Financial Reporting: The Center for Audit Quality (CAQ) has developed a “Guide to International Financial Reporting Standards” (IFRS). “The purpose of the guide is to provide investors, policymakers and other capital market stakeholders a timely, accessible and objective introduction to the current debate over a single set of high quality global accounting standards,” said CAQ Executive Director Cindy Fornelli. Click here to access a copy of the guide.

Risk Oversight: The Committee of Sponsoring Organizations of the Treadway Commission (COSO) — an organization providing thought leadership and guidance on internal controls, enterprise risk management, and fraud deterrence — has released a new thought paper, “Effective Enterprise Risk Oversight: The Role of the Board of Directors.” It is aimed at helping boards of directors strengthen their oversight of enterprise risks. Click here to access a copy of the paper.


Author Notes

Virginia Gambale has been elected to the board of Piper Jaffray Companies. She is the founder and managing partner of Azimuth Partners LLC. She was interviewed for a feature in the December 2006 e-Briefing.

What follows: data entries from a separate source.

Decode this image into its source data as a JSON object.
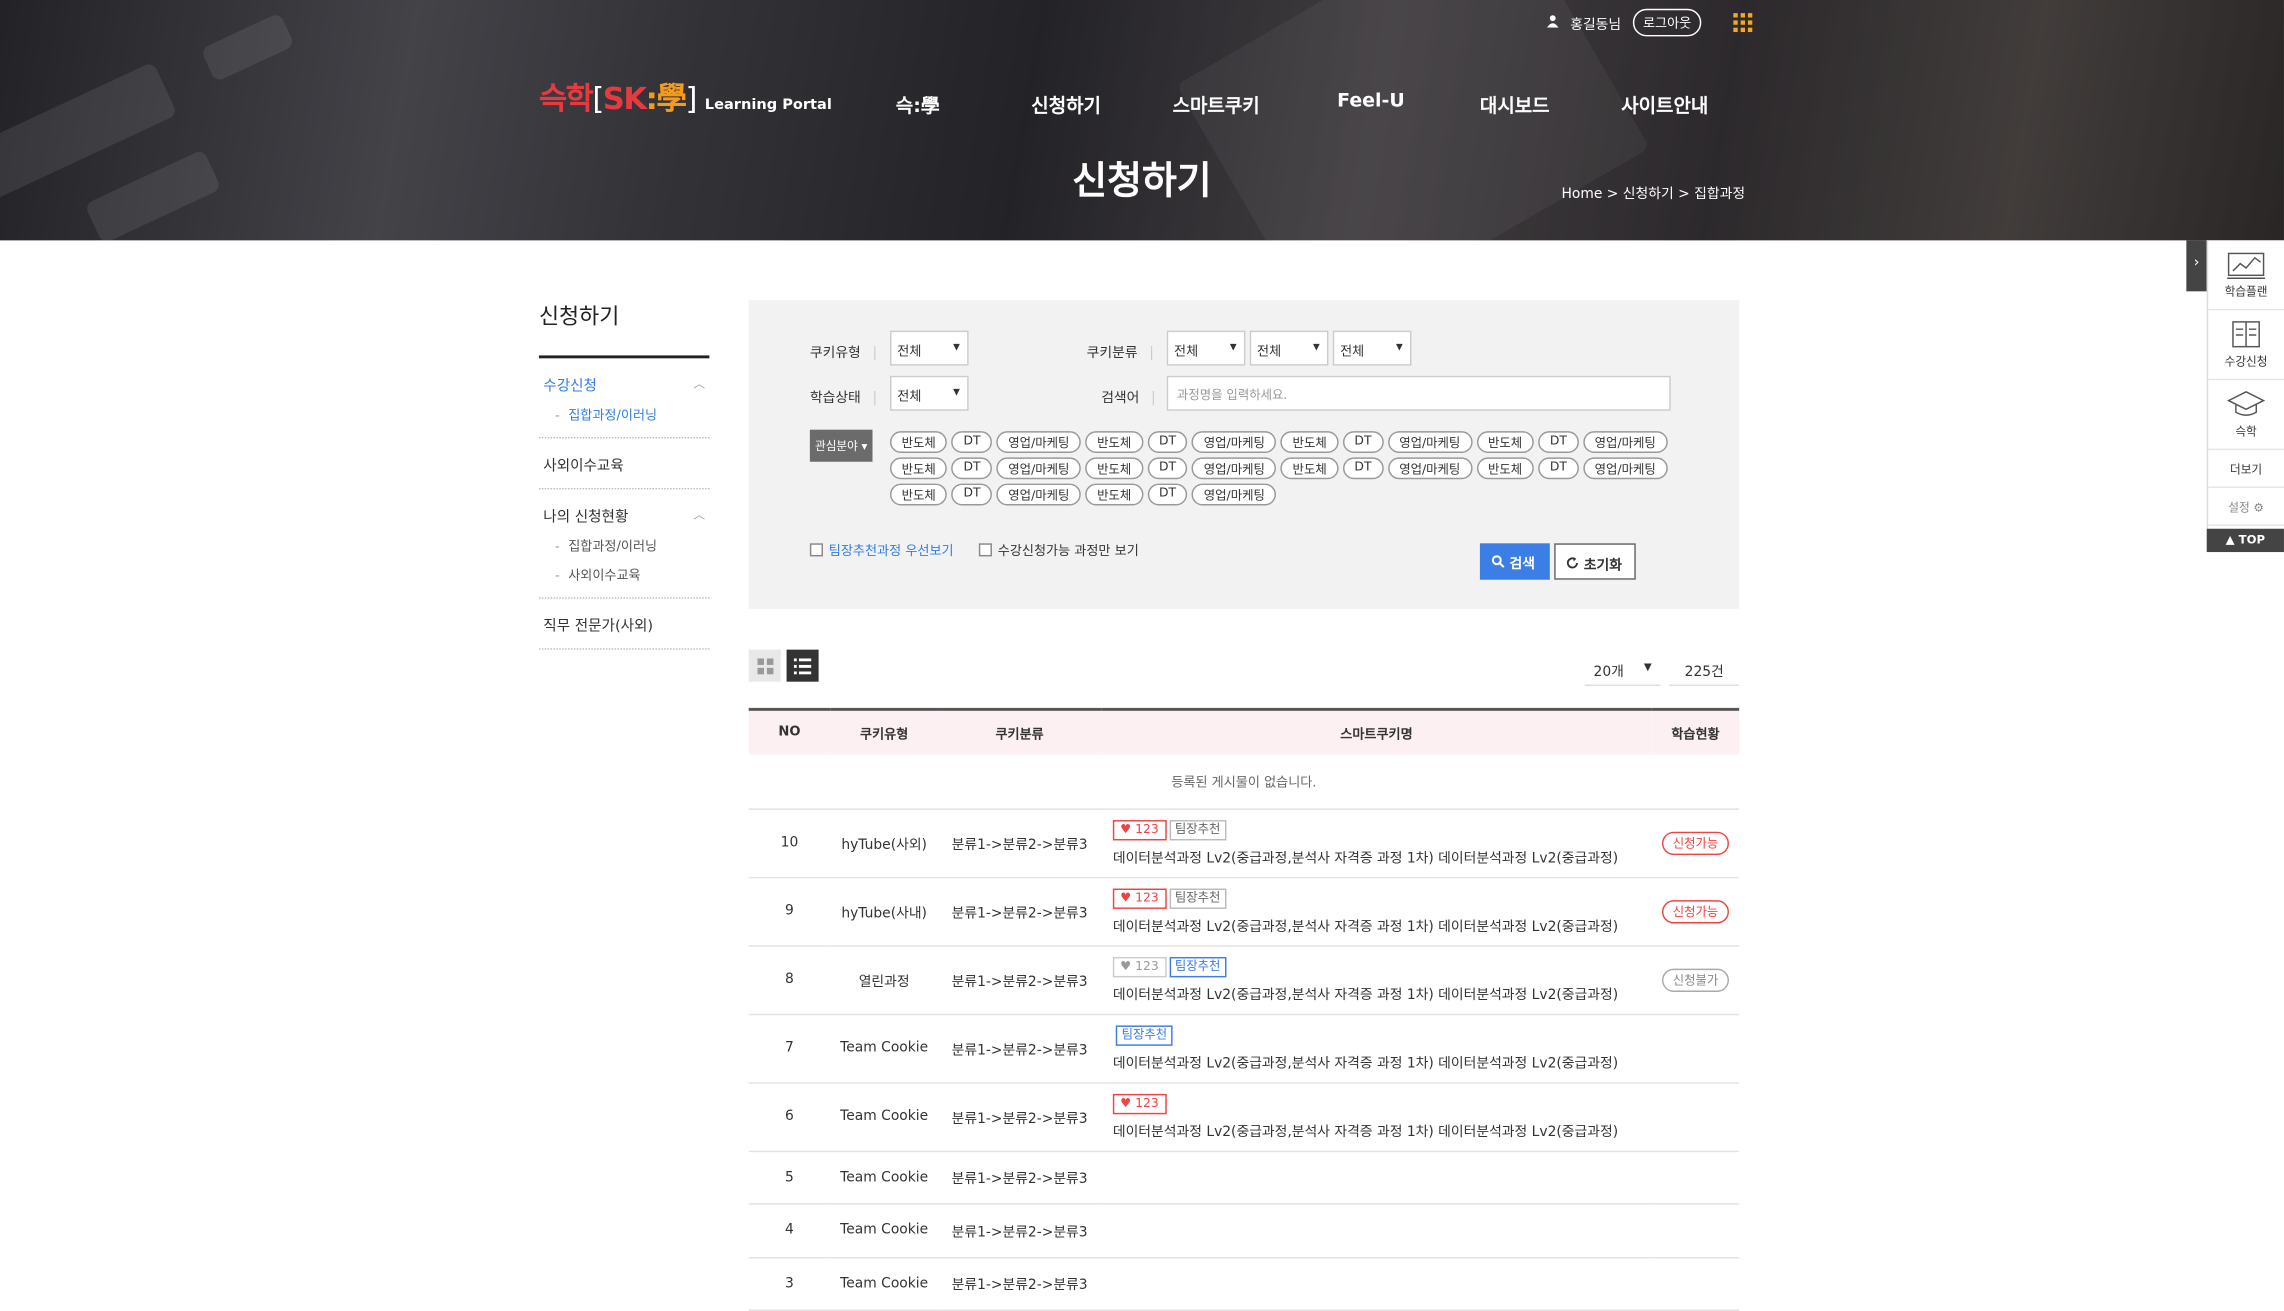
{
  "header": {
    "logo": {
      "main1": "슥학",
      "br_open": "[",
      "sk": "SK",
      "colon": ":",
      "hak": "學",
      "br_close": "]",
      "sub": "Learning Portal"
    },
    "user": {
      "name": "홍길동님",
      "logout": "로그아웃"
    },
    "nav": [
      "슥:學",
      "신청하기",
      "스마트쿠키",
      "Feel-U",
      "대시보드",
      "사이트안내"
    ],
    "page_title": "신청하기",
    "breadcrumb": {
      "home": "Home",
      "sep": ">",
      "level1": "신청하기",
      "level2": "집합과정"
    }
  },
  "lnb": {
    "title": "신청하기",
    "groups": [
      {
        "label": "수강신청",
        "sub": [
          "집합과정/이러닝"
        ]
      },
      {
        "label": "사외이수교육",
        "sub": []
      },
      {
        "label": "나의 신청현황",
        "sub": [
          "집합과정/이러닝",
          "사외이수교육"
        ]
      },
      {
        "label": "직무 전문가(사외)",
        "sub": []
      }
    ]
  },
  "filter": {
    "cookie_type_label": "쿠키유형",
    "cookie_type_value": "전체",
    "cookie_cat_label": "쿠키분류",
    "cookie_cat_values": [
      "전체",
      "전체",
      "전체"
    ],
    "status_label": "학습상태",
    "status_value": "전체",
    "keyword_label": "검색어",
    "keyword_placeholder": "과정명을 입력하세요.",
    "interest_button": "관심분야 ▾",
    "tags": [
      "반도체",
      "DT",
      "영업/마케팅",
      "반도체",
      "DT",
      "영업/마케팅",
      "반도체",
      "DT",
      "영업/마케팅",
      "반도체",
      "DT",
      "영업/마케팅",
      "반도체",
      "DT",
      "영업/마케팅",
      "반도체",
      "DT",
      "영업/마케팅",
      "반도체",
      "DT",
      "영업/마케팅",
      "반도체",
      "DT",
      "영업/마케팅",
      "반도체",
      "DT",
      "영업/마케팅",
      "반도체",
      "DT",
      "영업/마케팅"
    ],
    "check_team": "팀장추천과정 우선보기",
    "check_avail": "수강신청가능 과정만 보기",
    "search_btn": "검색",
    "reset_btn": "초기화"
  },
  "list": {
    "page_size": "20개",
    "total": "225건",
    "headers": [
      "NO",
      "쿠키유형",
      "쿠키분류",
      "스마트쿠키명",
      "학습현황"
    ],
    "empty": "등록된 게시물이 없습니다.",
    "rows": [
      {
        "no": "10",
        "type": "hyTube(사외)",
        "cat": "분류1->분류2->분류3",
        "like": "123",
        "rec": "팀장추천",
        "title": "데이터분석과정 Lv2(중급과정,분석사 자격증 과정 1차) 데이터분석과정 Lv2(중급과정)",
        "status": "신청가능"
      },
      {
        "no": "9",
        "type": "hyTube(사내)",
        "cat": "분류1->분류2->분류3",
        "like": "123",
        "rec": "팀장추천",
        "title": "데이터분석과정 Lv2(중급과정,분석사 자격증 과정 1차) 데이터분석과정 Lv2(중급과정)",
        "status": "신청가능"
      },
      {
        "no": "8",
        "type": "열린과정",
        "cat": "분류1->분류2->분류3",
        "like": "123",
        "rec": "팀장추천",
        "title": "데이터분석과정 Lv2(중급과정,분석사 자격증 과정 1차) 데이터분석과정 Lv2(중급과정)",
        "status": "신청불가"
      },
      {
        "no": "7",
        "type": "Team Cookie",
        "cat": "분류1->분류2->분류3",
        "rec": "팀장추천",
        "title": "데이터분석과정 Lv2(중급과정,분석사 자격증 과정 1차) 데이터분석과정 Lv2(중급과정)"
      },
      {
        "no": "6",
        "type": "Team Cookie",
        "cat": "분류1->분류2->분류3",
        "like": "123",
        "title": "데이터분석과정 Lv2(중급과정,분석사 자격증 과정 1차) 데이터분석과정 Lv2(중급과정)"
      },
      {
        "no": "5",
        "type": "Team Cookie",
        "cat": "분류1->분류2->분류3"
      },
      {
        "no": "4",
        "type": "Team Cookie",
        "cat": "분류1->분류2->분류3"
      },
      {
        "no": "3",
        "type": "Team Cookie",
        "cat": "분류1->분류2->분류3"
      }
    ]
  },
  "quick": {
    "items": [
      "학습플랜",
      "수강신청",
      "슥학",
      "더보기",
      "설정 ⚙"
    ],
    "top": "▲ TOP"
  },
  "colors": {
    "accent_blue": "#3a7ee6",
    "brand_red": "#e53a3f",
    "brand_orange": "#f59b1c",
    "status_red": "#e44444"
  }
}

Stanley W. Silverman has been named to the board of Met-Pro Corp., which was recently recognized as one of “America’s Fastest Growing Small Companies” by Fortune Small Business magazine. Silverman is president of Horizon Venture Capital Group LLC and the former president and CEO of PQ Corp. He authored the keynote article, “Thoughts on M&A in the Current Environment,” for the Boardroom Briefing Mergers & Acquisitions 2009 issue published in July.

Brad Wilks has been elected the 2010 chairman of the board of the National Investor Relations Institute. Wilks is managing director of Sard Verbinnen & Co, a leading provider of strategic corporate, financial, and crisis communications counsel and services. He succeeds Bina Thompson, vice president, investor relations, Colgate-Palmolive Co.

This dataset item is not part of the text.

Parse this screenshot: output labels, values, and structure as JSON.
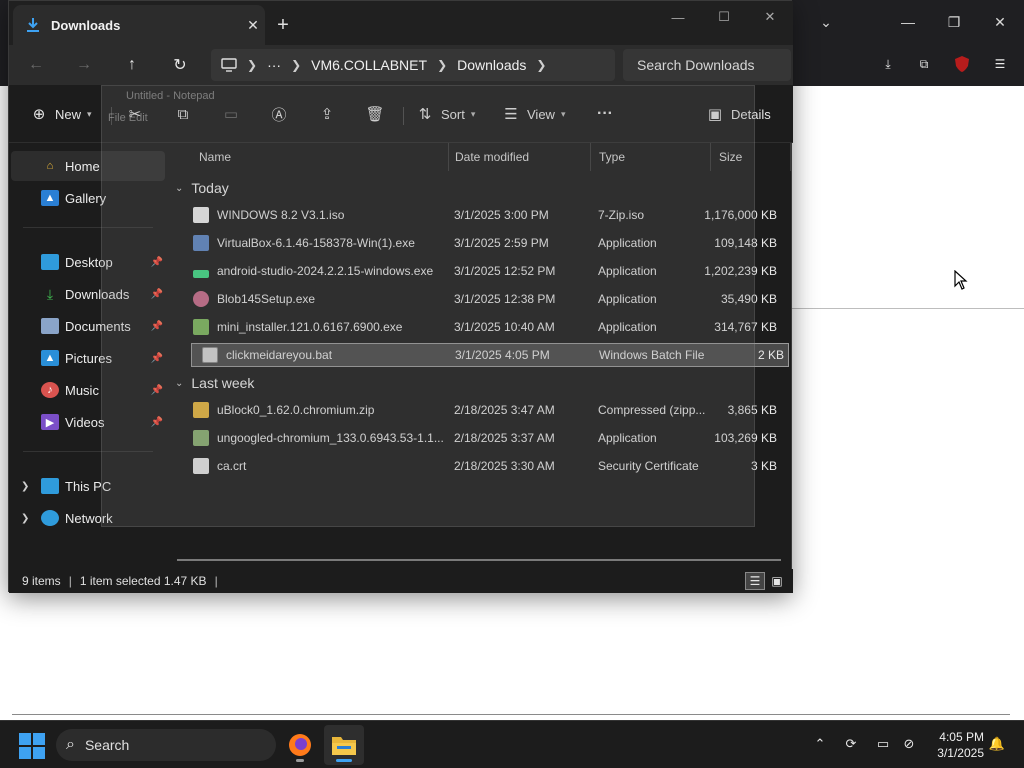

Bill George is out with a new book, “7 Lessons for Leading in Crisis” (Jossey-Bass, a Wiley imprint). George is professor of management practice at the Harvard Business School and former chairman and CEO of Medtronic Inc. He is the author of the best-selling books “True North,” “Finding Your True North,” and “Authentic Leadership.” He also has launched http://www.billgeorge.org, his new website.

Tom Anderson has joined Integrity as president and chief executive officer. Anderson comes to Integrity with more than 25 years of experience in senior positions with a variety of leading global organizations, including McKinsey & Company, Upromise, SLM Corp. and Capital One. Integrity is a leading global provider of technology-powered, data-driven services that help global corporations measure, manage and mitigate the risk of compliance failures.